WOO!

My Cubs are going to the playoffs. That is all.

Rubik’s Cube geeks

CNN has a video interview by some reporter with two deeply geeky Rubik’s Cube champions. It’s very impressive and funny at the same time. I like how they talk rapid-fire over each other, explaining the secret of the Rubik’s Cube with no more than, “the center doesn’t move!”

I openly point and laugh, but I will also dig out my old Rubik’s Cube (or buy a new one, as mine is chipped up from me prying it apart with a butter knife) and see if I can understand what they’re on about.

We can all rest easy now.

General Peter Pace has finally clarified his statements about the morality of homosexual sex. It’s high time he got back to this crucial part of his duties. One quote is particularly good:

“We need to be very precise then, about what I said wearing my stars and being very conscious of it,” he added. “And that is, very simply, that we should respect those who want to serve the nation but not through the law of the land, condone activity that, in my upbringing, is counter to God’s law.”

So as I understand this, we as a nation should not condone something that HE was told is immoral. Apparently another of his duties is speaking as the moral compass of all Americans. I wonder how he feels about Jewish and Muslim soldiers? They’re likely not following HIS God’s law. Atheists? They’re going to have quite a bit of trouble if they start thinning the ranks based on Pace’s narrow view of what a proper American is or does.

Can he wait about fifteen years?

This is an Evanston Review article about Bradley Kuklis, a New Trier student who scored a perfect 36 on the ACT. He scored 35 when he took it last spring, but a bunch of his friends also scored 35 and he thought he could do better. So he limited his fencing regimen to fencing season (he was a champion fencer, as well), buckled down on his studying (or swashbuckled down, as fencers no doubt prefer to do), and scored a 36. He attributes good study habits, plenty of sleep, and a good breakfast to his score.

Apropos of nothing, my daughter will be eligible for marriage in approximately fifteen years. Mr. Kuklis, if you’re Googling yourself in 2022 and find this here and yourself single, please consider subjecting yourself to my Suspicious Dad suitor screening process. You’ve already got a couple of green checkmarks going for you, friend.

Who cares … cubed!

There was a great headline on the CNN website today:

Oprah asks Justin about Britney

I can’t begin to figure out where to start not caring about that.

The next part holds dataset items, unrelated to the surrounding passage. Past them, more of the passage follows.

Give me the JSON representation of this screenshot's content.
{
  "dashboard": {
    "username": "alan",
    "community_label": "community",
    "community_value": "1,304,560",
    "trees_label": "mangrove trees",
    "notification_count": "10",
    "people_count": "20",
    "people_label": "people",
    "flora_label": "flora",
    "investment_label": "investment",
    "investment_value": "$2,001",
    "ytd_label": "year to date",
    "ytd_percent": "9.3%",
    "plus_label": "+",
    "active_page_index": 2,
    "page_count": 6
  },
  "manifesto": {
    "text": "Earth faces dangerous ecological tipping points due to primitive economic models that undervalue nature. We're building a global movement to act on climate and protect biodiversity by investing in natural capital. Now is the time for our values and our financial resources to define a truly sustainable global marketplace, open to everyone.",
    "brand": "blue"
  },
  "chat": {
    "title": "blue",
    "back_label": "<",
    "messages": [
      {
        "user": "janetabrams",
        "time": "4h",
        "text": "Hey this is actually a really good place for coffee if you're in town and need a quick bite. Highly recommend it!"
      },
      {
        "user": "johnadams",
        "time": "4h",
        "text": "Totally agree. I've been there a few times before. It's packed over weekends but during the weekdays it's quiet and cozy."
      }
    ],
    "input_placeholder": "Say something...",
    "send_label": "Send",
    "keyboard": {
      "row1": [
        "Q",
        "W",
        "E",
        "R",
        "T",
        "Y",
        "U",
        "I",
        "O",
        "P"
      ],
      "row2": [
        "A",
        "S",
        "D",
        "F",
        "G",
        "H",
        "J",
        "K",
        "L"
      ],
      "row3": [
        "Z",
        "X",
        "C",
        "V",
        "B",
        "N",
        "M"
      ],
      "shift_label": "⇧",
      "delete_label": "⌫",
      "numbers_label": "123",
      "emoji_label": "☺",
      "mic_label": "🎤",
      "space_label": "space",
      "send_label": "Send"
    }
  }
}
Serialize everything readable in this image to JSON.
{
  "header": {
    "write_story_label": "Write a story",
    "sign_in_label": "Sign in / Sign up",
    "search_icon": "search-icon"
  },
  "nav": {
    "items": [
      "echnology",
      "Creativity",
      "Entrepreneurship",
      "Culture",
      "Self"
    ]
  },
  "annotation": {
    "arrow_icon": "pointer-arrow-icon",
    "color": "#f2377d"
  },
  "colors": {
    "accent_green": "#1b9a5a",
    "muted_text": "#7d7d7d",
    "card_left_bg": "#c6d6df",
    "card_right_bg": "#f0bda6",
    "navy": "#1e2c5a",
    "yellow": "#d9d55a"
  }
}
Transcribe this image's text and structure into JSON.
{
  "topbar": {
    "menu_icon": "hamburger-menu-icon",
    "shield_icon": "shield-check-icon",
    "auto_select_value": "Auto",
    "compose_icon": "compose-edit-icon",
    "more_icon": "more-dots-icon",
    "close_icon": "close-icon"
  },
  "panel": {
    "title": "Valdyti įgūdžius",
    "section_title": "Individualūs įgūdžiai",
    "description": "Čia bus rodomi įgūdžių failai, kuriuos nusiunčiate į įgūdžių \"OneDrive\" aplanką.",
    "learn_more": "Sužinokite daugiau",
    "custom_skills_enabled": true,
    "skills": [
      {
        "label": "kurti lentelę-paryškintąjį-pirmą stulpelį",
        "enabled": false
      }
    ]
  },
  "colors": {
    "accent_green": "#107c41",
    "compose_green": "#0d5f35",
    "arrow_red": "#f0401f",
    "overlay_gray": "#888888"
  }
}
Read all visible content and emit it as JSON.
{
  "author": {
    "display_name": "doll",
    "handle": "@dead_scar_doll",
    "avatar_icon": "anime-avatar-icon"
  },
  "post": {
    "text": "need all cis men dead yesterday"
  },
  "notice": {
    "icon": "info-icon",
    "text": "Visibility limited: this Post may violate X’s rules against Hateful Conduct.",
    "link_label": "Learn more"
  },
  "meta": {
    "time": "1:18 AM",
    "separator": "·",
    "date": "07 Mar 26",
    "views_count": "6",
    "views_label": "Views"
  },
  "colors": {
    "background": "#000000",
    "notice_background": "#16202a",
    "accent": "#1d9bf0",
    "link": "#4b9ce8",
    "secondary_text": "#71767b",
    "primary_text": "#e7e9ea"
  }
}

An unexpected troop downsizing

Blackwater, the private “security” firm that has thousands of employees in Iraq, has finally upset the Iraqi Interior Ministry enough to have their license revoked. According to Wikipedia, 90% of Blackwater’s income is derived from government contracts, two-thirds of which are no-bid contracts. This comes after Blackwater employees apparently started a firefight that resulted in eight civilian deaths. That’s really just the last straw, though — there have been plenty of highly questionable deaths thanks to Blackwater’s presence.
Iran, here we come! Blackwater has a lot of friends in the White House, and they’re going to need to make up that income somewhere. Or maybe we’ll send them all to Afghanistan instead.

May God save the English language.

I’m watching a news story on ABC-7 News here in Chicago, and we were just informed that a bank robber entered a grocery store bank branch and “inferred that he had a gun.”

As near as I can tell from that, he entered the bank and said, “I think I might have a gun.”

I’m going to have to start buying hats with cutouts in the front for this bulging vein on my forehead.

Man builds guillotine for own suicide

Sorry. Always wanted to write a headline like that.

In possibly the most premeditated suicide ever, a man in Allen Park, Michigan carefully designed and built a personal-sized guillotine and then used it to kill himself.

The surge.

Apparently the Troop Surge in Iraq is working. Odd, though, that this story ran right next to the one about having to use volunteers to bury the unidentified dead bodies found in the streets because the sheer quantity of them is too big to manage otherwise.

I know the two things are, in fact, only partially related. But it sure seemed an interesting contrast: the renowned general in his finest dress greens in an air conditioned hearing room in Washington spouting success stories while the decaying bodies pile up faster than they can be dealt with in Iraq.

If the Iraqi government doesn’t have sufficient manpower to bury the bodies, how can they be expected to ever have enough to make the bodies stop piling up? Maybe they can’t, but if this is how it is WITH our help (and I have no doubt it would be even worse without our troops than it is with them, but still), is it anything we can fix anyway?

The Supreme Court skinny

Jeffrey Toobin has a new book coming out about the particulars and peccadillos of the Supreme Court justices, and ABC News has rattled off a few of the juicy ones. Souter plays prominently as a quiet technophobe who almost resigned over the lack of ethical behavior surrounding the 2000 elections. Thomas, Scalia, and Rehnquist all come off as whiny divas with varying amounts of hatred deep in their souls. And Sandra Day O’Connor continues to elude easy definition. Sounds tasty either way, if I wasn’t already so deeply tired of hearing about how bad all the powerful people at the top of all three branches of government really are.